Cuando la visita de mi hermano se fue, él llegó a mi habitación y después de que le diera pase se sentó a mi lado.
- Ava, no sé qué tan enterada estés sobre cosas del... ya sabes, sexo...- Hizo una pausa para ver mi reacción.- Pero es algo que comencé no hace mucho y lo estoy disfrutando. Si tú dices algo a mamá, todo acabará para mí.
- No te preocupes. Ya te dije que no diré nada. - Esta vez se lo dije con mayor intensidad para que estuviera tranquilo.
Los días pasaron, menos de una semana, pero yo estaba bastante pensativa. Incluso mis padres pensaron que me había pasado algo y hablaron con mi hermano para que me prestara más atención e hiciéramos algo juntos. Dado el momento que tuvimos, èl de inmediato aceptò la orden y prometió llevarme al centro comercial.
Pero en realidad no tenía nada preocupante o algo que debiera ser atendido, al menos así lo creía.
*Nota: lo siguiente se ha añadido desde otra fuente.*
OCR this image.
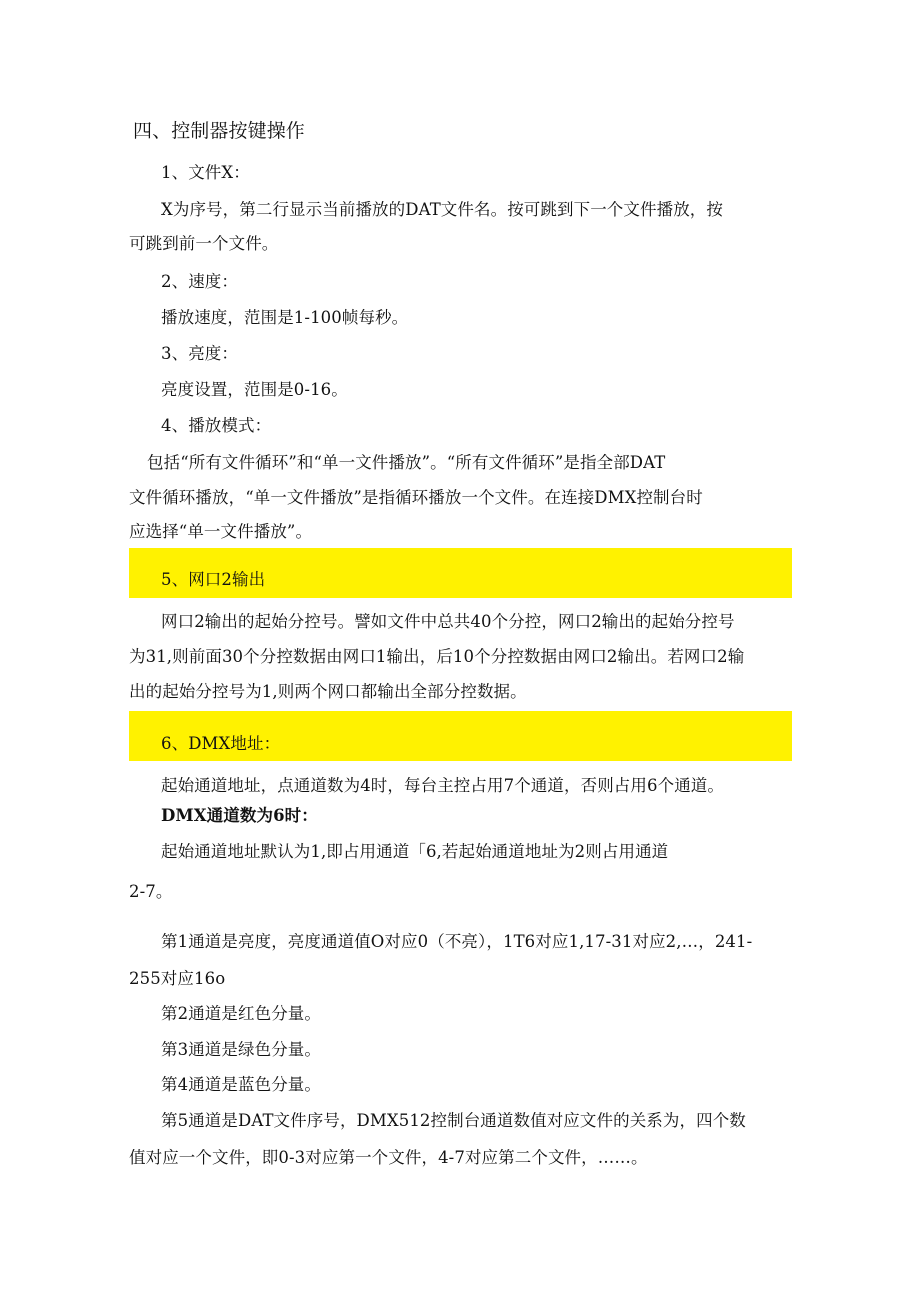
四、控制器按键操作
1、文件X：
X为序号，第二行显示当前播放的DAT文件名。按可跳到下一个文件播放，按
可跳到前一个文件。
2、速度：
播放速度，范围是1-100帧每秒。
3、亮度：
亮度设置，范围是0-16。
4、播放模式：
包括“所有文件循环”和“单一文件播放”。“所有文件循环”是指全部DAT
文件循环播放，“单一文件播放”是指循环播放一个文件。在连接DMX控制台时
应选择“单一文件播放”。
5、网口2输出
网口2输出的起始分控号。譬如文件中总共40个分控，网口2输出的起始分控号
为31,则前面30个分控数据由网口1输出，后10个分控数据由网口2输出。若网口2输
出的起始分控号为1,则两个网口都输出全部分控数据。
6、DMX地址：
起始通道地址，点通道数为4时，每台主控占用7个通道，否则占用6个通道。
DMX通道数为6时：
起始通道地址默认为1,即占用通道「6,若起始通道地址为2则占用通道
2-7。
第1通道是亮度，亮度通道值O对应0（不亮），1T6对应1,17-31对应2,…，241-
255对应16o
第2通道是红色分量。
第3通道是绿色分量。
第4通道是蓝色分量。
第5通道是DAT文件序号，DMX512控制台通道数值对应文件的关系为，四个数
值对应一个文件，即0-3对应第一个文件，4-7对应第二个文件，……。
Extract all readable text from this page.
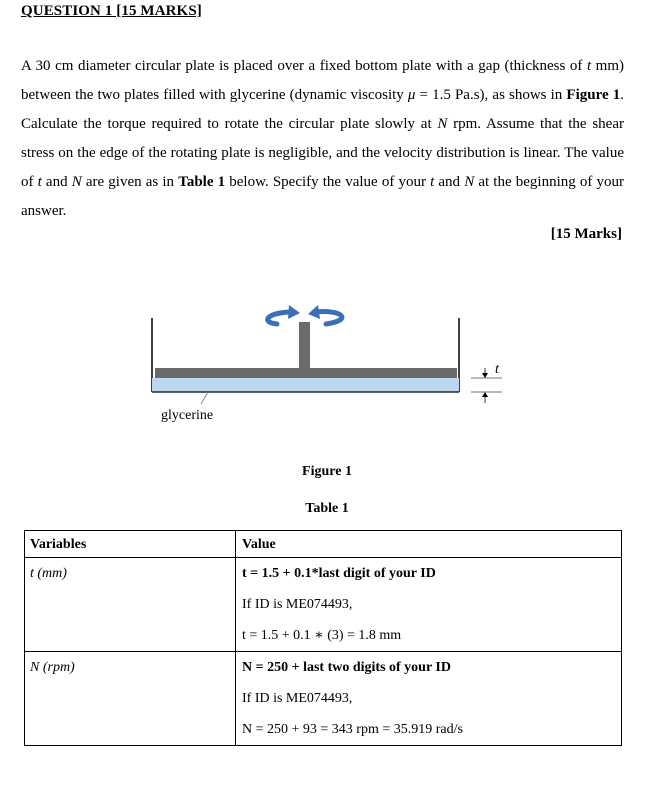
QUESTION 1 [15 MARKS]
A 30 cm diameter circular plate is placed over a fixed bottom plate with a gap (thickness of t mm) between the two plates filled with glycerine (dynamic viscosity μ = 1.5 Pa.s), as shows in Figure 1. Calculate the torque required to rotate the circular plate slowly at N rpm. Assume that the shear stress on the edge of the rotating plate is negligible, and the velocity distribution is linear. The value of t and N are given as in Table 1 below. Specify the value of your t and N at the beginning of your answer.
[15 Marks]
glycerine
t
Figure 1
Table 1
Variables	Value

t (mm)	t = 1.5 + 0.1*last digit of your ID
If ID is ME074493,
t = 1.5 + 0.1 ∗ (3) = 1.8 mm

N (rpm)	N = 250 + last two digits of your ID
If ID is ME074493,
N = 250 + 93 = 343 rpm = 35.919 rad/s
Se trataba más bien de otra cosa que me perturbó, pero cambiò mi pensamiento para bien. Cuando mi hermano salió de mi habitación de inmediato abrí mi portátil para hacer una búsqueda que me llevara a entender què había pasado. Escribí varias opciones, pero ninguna de ellas me arrojaba resultados que necesitara hasta que una de ellas, la más detallada, me lo dijo todo y caí en cuenta.
Al leer las últimas palabras de aquel artículo me di cuenta de que mi entrepierna se sentía diferente. Un punzón se había hecho presente durante la lectura y al tomar consciencia fue más intenso, además de que sentía como si me hubiera hecho pipí. Me toqué despacio y quedé sorprendida porque mi panty estaba húmedo de verdad. Una vez más fui al baño, pero estaba ocupado por mi hermano y le dije que debía entrar de urgencia. Èl no dudo en salir y preguntò si todo bien. Al verlo, no fue lo mismo. Era increíble como podía cambiar la vida en tan solo unos minutos. Ahora mi hermano parecía mucho más grande, notè sus músculos, los brazos adornados con sus venas, el mentón grueso y sus ojos tan lindos. El punzón regresò y después de mover la cabeza en señal de afirmación me metí de inmediato a limpiarme.
Nunca voy a olvidar la sensación que tuve cuando pasé una toalla húmeda y después papel higiénico por mi v****a. Fue maravilloso y el punzón del que les hablo se convirtió en una bomba. Terminé ahí y regresé al portátil. "Què significa sentir en tu v****a cuando pasas un papel o toalla con los dedos". Habìa descubierto la masturbación.